Prerequisites: ch051 (What is a Function?), ch052 (Functions as Programs), ch053 (Domain and Range)
You will learn:
Definition of function composition f ∘ g
Domain of the composition and when it is valid
Composition as the basis for building complex transformations from simple parts
Non-commutativity: f ∘ g ≠ g ∘ f in general
Environment: Python 3.x, numpy, matplotlib
1. Concept¶
Function composition is the operation of applying one function to the result of another.
Given f : B → C and g : A → B, their composition is:
(f ∘ g)(x) = f(g(x))Read: “f after g” or “f composed with g”.
The composition takes an input from A, applies g to get something in B, then applies f to get something in C. The intermediate set B must be compatible: the range of g must be a subset of the domain of f.
Composition is not commutative. In general, f ∘ g ≠ g ∘ f. Example: f(x) = x + 1, g(x) = x². Then:
(f ∘ g)(x) = f(g(x)) = x² + 1
(g ∘ f)(x) = g(f(x)) = (x+1)² These are different functions.
Composition is associative. f ∘ (g ∘ h) = (f ∘ g) ∘ h. Order of evaluation is fixed by nesting, not by grouping.
Why it matters: Every deep learning model is a composition of functions. A neural network with 100 layers is a composition of 100 simpler functions. Understanding composition is understanding deep learning’s structure.

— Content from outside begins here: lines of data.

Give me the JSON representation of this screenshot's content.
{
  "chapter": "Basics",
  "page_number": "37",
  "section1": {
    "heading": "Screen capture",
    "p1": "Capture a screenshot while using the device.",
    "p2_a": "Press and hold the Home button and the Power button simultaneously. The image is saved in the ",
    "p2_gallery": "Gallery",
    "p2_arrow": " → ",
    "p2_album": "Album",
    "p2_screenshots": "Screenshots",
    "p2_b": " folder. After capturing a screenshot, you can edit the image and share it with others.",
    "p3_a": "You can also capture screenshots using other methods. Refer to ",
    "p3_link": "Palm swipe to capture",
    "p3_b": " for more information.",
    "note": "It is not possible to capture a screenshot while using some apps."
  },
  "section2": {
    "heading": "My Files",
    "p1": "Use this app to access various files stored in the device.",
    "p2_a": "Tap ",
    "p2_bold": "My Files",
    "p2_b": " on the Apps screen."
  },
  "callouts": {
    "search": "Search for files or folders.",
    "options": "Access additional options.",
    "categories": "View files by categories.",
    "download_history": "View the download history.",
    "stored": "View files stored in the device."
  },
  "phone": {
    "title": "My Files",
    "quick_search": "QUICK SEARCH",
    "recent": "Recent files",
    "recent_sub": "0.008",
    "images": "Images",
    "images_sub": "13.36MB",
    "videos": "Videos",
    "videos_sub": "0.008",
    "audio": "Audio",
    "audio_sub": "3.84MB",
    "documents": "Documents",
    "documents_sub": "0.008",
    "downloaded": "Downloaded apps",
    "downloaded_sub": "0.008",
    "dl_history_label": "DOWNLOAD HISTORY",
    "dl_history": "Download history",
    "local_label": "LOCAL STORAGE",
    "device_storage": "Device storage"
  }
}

2. Intuition & Mental Models¶
Physical analogy: Assembly line. Each station is a function. The output of one station is the input of the next. The final product is the composition of all stations. The order of stations matters — welding before painting is different from painting before welding.
Computational analogy: UNIX pipes: cat file | grep pattern | sort | uniq. Each command is a function; | is composition. Data flows left to right. The output of grep must be valid input for sort. This is exactly (uniq ∘ sort ∘ grep ∘ cat)(file).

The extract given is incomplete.